Cette magnifique journée avait vraiment bien commencé. Je m’étais mis en route peu après le lever du soleil, prêt à faire de belles rencontres. En suivant mon itinéraire préféré qui commence par la traversée d’espaces cultivés avant de gagner la forêt, je me suis retrouvé sur cette sente qui serpentait au fond d’une combe. Je me senti oppressé alors que les arbres me tendaient leurs branches comme une sorte de haie d’honneur immobile. Une certaine sérénité me gagnait au contact de leurs branches que mes mains effleuraient de part et d’autre de la tranchée verte. Un sentiment de calme et de plénitude remplissait mon organisme au fur et à mesure que ces bras s’ouvraient vers l’avant et comblaient l’espace dans mon dos avec des frémissements lancinants.
Les sens en alerte, je fis une pause en bordure d’une clairière, à l’affut d’un reflet ou d’un mouvement révélateur d’une présence animale. Immobile, je scrutais l’espace devant moi comme un tableau duquel devrait surgir quelques détails que le maître y aurait inséré. Malheureusement, les va-et-vient du regard entre les repères caractéristiques de la toile imaginaire ne révélaient rien de concret mis à part une vision troublée par l’intensité de la quête.
Cependant, sur le sol, plusieurs traces étaient encore perceptibles. En se baissant jusqu’au niveau des empreintes, la piste se suivait comme un livre ouvert. La préface commençait par de nombreuses touffes d’herbe qui ne montraient pas le même profil que leurs semblables. Les indices laissés çà et là alimentaient la progression dans cette histoire dont rien ne permettait encore d’en deviner l’issue.
Les cinq dépressions formées par les coussinets d’une patte fine mais puissante indiquaient le passage d’un prédateur du lieu. La suite se poursuivit à quatre pattes pour mieux appréhender la direction prise par le chasseur devenu proie sans qu’il le sache encore. Le visage au ras du sol autorisait une meilleure lecture des différentes pages du récit. Un parfum musqué, lancinant dominait l’odeur plus envoutante du sol humide. Mes mains suivaient les empreintes unes à unes essayant de donner un sens aux variations d’écartement, de pression et de rythme. Subitement, Ce n’était plus une mais deux traces que je suivais. La piste initiale était maintenant imbriquée avec une autre dont le chemin fait d’alignements quasi orthogonaux de paires de pattes ne laissait aucun doute sur son propriétaire. Le lièvre, auteur de ces dernières s’était assurément mis entre de très mauvaises mains.
Des séquences répétées d’impacts espacés dans la mousse et la boue qui résiste encore au retour du soleil indiquaient une course effrénée.
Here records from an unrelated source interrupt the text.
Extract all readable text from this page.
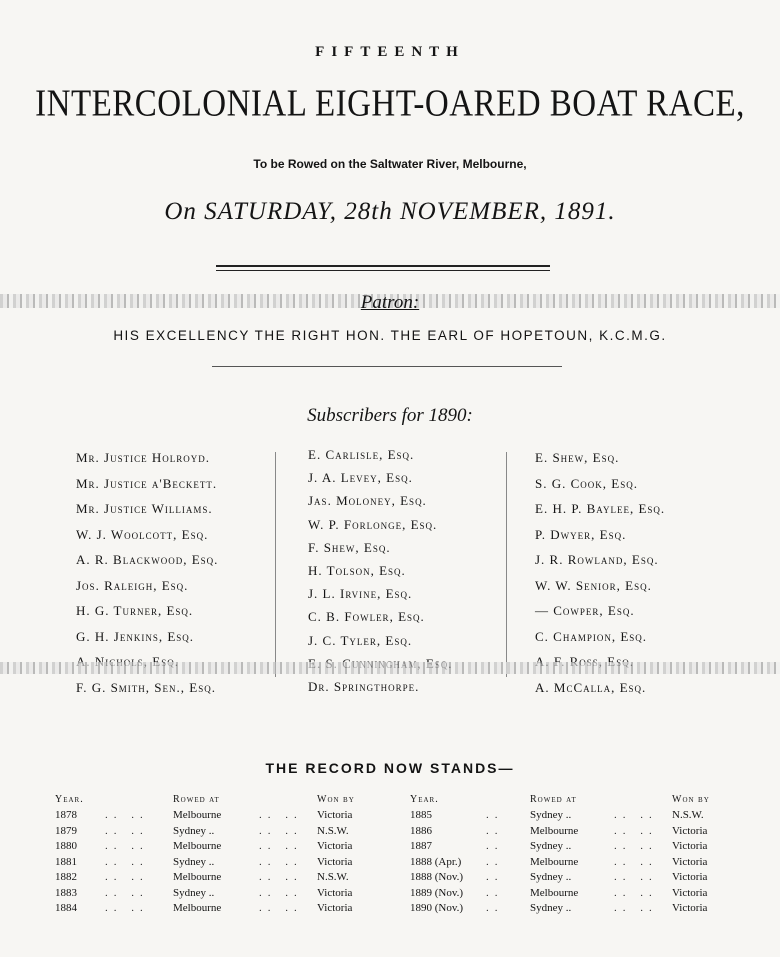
FIFTEENTH
INTERCOLONIAL EIGHT-OARED BOAT RACE,
To be Rowed on the Saltwater River, Melbourne,
On SATURDAY, 28th NOVEMBER, 1891.
Patron:
HIS EXCELLENCY THE RIGHT HON. THE EARL OF HOPETOUN, K.C.M.G.
Subscribers for 1890:
Mr. Justice Holroyd.
Mr. Justice a'Beckett.
Mr. Justice Williams.
W. J. Woolcott, Esq.
A. R. Blackwood, Esq.
Jos. Raleigh, Esq.
H. G. Turner, Esq.
G. H. Jenkins, Esq.
F. G. Smith, Sen., Esq.
E. Carlisle, Esq.
J. A. Levey, Esq.
Jas. Moloney, Esq.
W. P. Forlonge, Esq.
F. Shew, Esq.
H. Tolson, Esq.
J. L. Irvine, Esq.
C. B. Fowler, Esq.
J. C. Tyler, Esq.
Dr. Springthorpe.
E. Shew, Esq.
S. G. Cook, Esq.
E. H. P. Baylee, Esq.
P. Dwyer, Esq.
J. R. Rowland, Esq.
W. W. Senior, Esq.
— Cowper, Esq.
C. Champion, Esq.
A. McCalla, Esq.
THE RECORD NOW STANDS—
Year.		Rowed at		Won by
1878	.. ..	Melbourne	.. ..	Victoria
1879	.. ..	Sydney ..	.. ..	N.S.W.
1880	.. ..	Melbourne	.. ..	Victoria
1881	.. ..	Sydney ..	.. ..	Victoria
1882	.. ..	Melbourne	.. ..	N.S.W.
1883	.. ..	Sydney ..	.. ..	Victoria
1884	.. ..	Melbourne	.. ..	Victoria
Year.		Rowed at		Won by
1885	..	Sydney ..	.. ..	N.S.W.
1886	..	Melbourne	.. ..	Victoria
1887	..	Sydney ..	.. ..	Victoria
1888 (Apr.)	..	Melbourne	.. ..	Victoria
1888 (Nov.)	..	Sydney ..	.. ..	Victoria
1889 (Nov.)	..	Melbourne	.. ..	Victoria
1890 (Nov.)	..	Sydney ..	.. ..	Victoria
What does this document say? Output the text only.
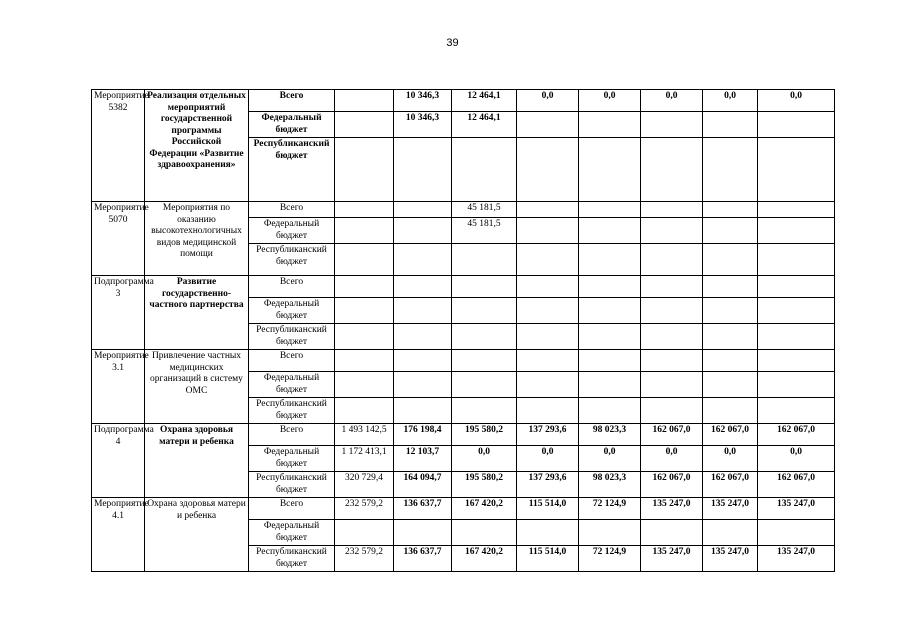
39
Мероприятие 5382	Реализация отдельных мероприятий государственной программы Российской Федерации «Развитие здравоохранения»	Всего		10 346,3	12 464,1	0,0	0,0	0,0	0,0	0,0
		Федеральный бюджет		10 346,3	12 464,1					
		Республиканский бюджет								
Мероприятие 5070	Мероприятия по оказанию высокотехнологичных видов медицинской помощи	Всего			45 181,5					
		Федеральный бюджет			45 181,5					
		Республиканский бюджет								
Подпрограмма 3	Развитие государственно-частного партнерства	Всего								
		Федеральный бюджет								
		Республиканский бюджет								
Мероприятие 3.1	Привлечение частных медицинских организаций в систему ОМС	Всего								
		Федеральный бюджет								
		Республиканский бюджет								
Подпрограмма 4	Охрана здоровья матери и ребенка	Всего	1 493 142,5	176 198,4	195 580,2	137 293,6	98 023,3	162 067,0	162 067,0	162 067,0
		Федеральный бюджет	1 172 413,1	12 103,7	0,0	0,0	0,0	0,0	0,0	0,0
		Республиканский бюджет	320 729,4	164 094,7	195 580,2	137 293,6	98 023,3	162 067,0	162 067,0	162 067,0
Мероприятие 4.1	Охрана здоровья матери и ребенка	Всего	232 579,2	136 637,7	167 420,2	115 514,0	72 124,9	135 247,0	135 247,0	135 247,0
		Федеральный бюджет								
		Республиканский бюджет	232 579,2	136 637,7	167 420,2	115 514,0	72 124,9	135 247,0	135 247,0	135 247,0
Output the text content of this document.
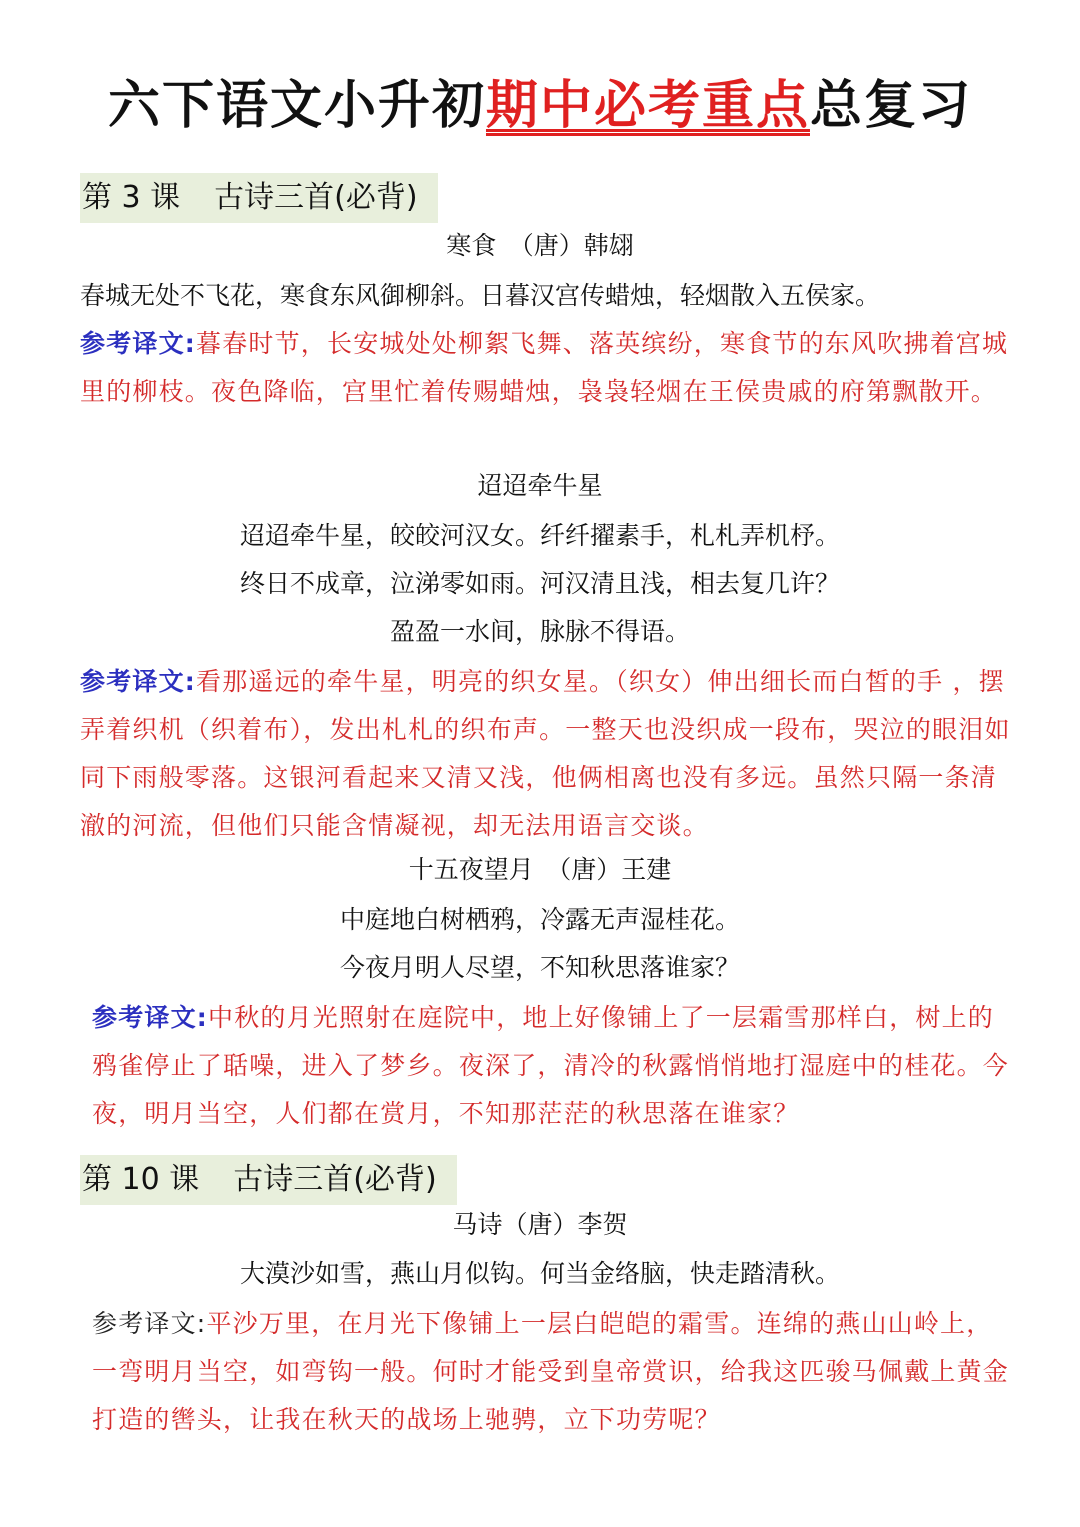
六下语文小升初期中必考重点总复习
第 3 课 古诗三首(必背)
寒食　（唐）韩翃
春城无处不飞花，寒食东风御柳斜。日暮汉宫传蜡烛，轻烟散入五侯家。
参考译文:暮春时节，长安城处处柳絮飞舞、落英缤纷，寒食节的东风吹拂着宫城里的柳枝。夜色降临，宫里忙着传赐蜡烛，袅袅轻烟在王侯贵戚的府第飘散开。
迢迢牵牛星
迢迢牵牛星，皎皎河汉女。纤纤擢素手，札札弄机杼。
终日不成章，泣涕零如雨。河汉清且浅，相去复几许？
盈盈一水间，脉脉不得语。
参考译文:看那遥远的牵牛星，明亮的织女星。（织女）伸出细长而白皙的手 ，摆弄着织机（织着布），发出札札的织布声。一整天也没织成一段布，哭泣的眼泪如同下雨般零落。这银河看起来又清又浅，他俩相离也没有多远。虽然只隔一条清澈的河流，但他们只能含情凝视，却无法用语言交谈。
十五夜望月　（唐）王建
中庭地白树栖鸦，冷露无声湿桂花。
今夜月明人尽望，不知秋思落谁家？
参考译文:中秋的月光照射在庭院中，地上好像铺上了一层霜雪那样白，树上的鸦雀停止了聒噪，进入了梦乡。夜深了，清冷的秋露悄悄地打湿庭中的桂花。今夜，明月当空，人们都在赏月，不知那茫茫的秋思落在谁家？
第 10 课 古诗三首(必背)
马诗（唐）李贺
大漠沙如雪，燕山月似钩。何当金络脑，快走踏清秋。
参考译文:平沙万里，在月光下像铺上一层白皑皑的霜雪。连绵的燕山山岭上，一弯明月当空，如弯钩一般。何时才能受到皇帝赏识，给我这匹骏马佩戴上黄金打造的辔头，让我在秋天的战场上驰骋，立下功劳呢？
Les changements de trajectoires inopinés n’avaient probablement pas pour but d’épater la galerie mais relataient plutôt une volonté de s’échapper et de distancer une menace. Au détour d’une branche basse franchie en rampant, la couleur de l’herbe était teintée par un liquide sombre et visqueux. La vision de ces perles rouges qui brillaient au soleil sur les futs des ciguës fit rebondir l’intensité de ce thriller improvisé et par la même occasion baisser la côte de la future victime.
A partir de ce point, la panique était perceptible dans la trace les plus petites. Les sauts étaient moins puissants et moins précis, les changements de direction moins brusques. Des séquences de trajectoires rectilignes, bien qu’élégantes, ne révélaient que l’engourdissement du cerveau, déjà vaincu par un adversaire trop puissant.
Çà et là, une forme oblongue se déchiffrait en négatif à terre relatant une chute ou une manœuvre d’évitement infructueuse. Les perles cramoisies étaient devenues des marres reliées par des ruisseaux. Le rapprochement des pas indiquait un ralentissement des courses des deux protagonistes de cette tragédie. Toute la relativité du temps était exposée dans ces éléments alors que le rythme ralentissait mais que la fin se rapprochait à une vitesse terrifiante. L’odeur changea brusquement de tonalité, la fragrance du fauve était maintenant supplantée par le parfum du sang et de la mort qui paralyse les sens et l’esprit.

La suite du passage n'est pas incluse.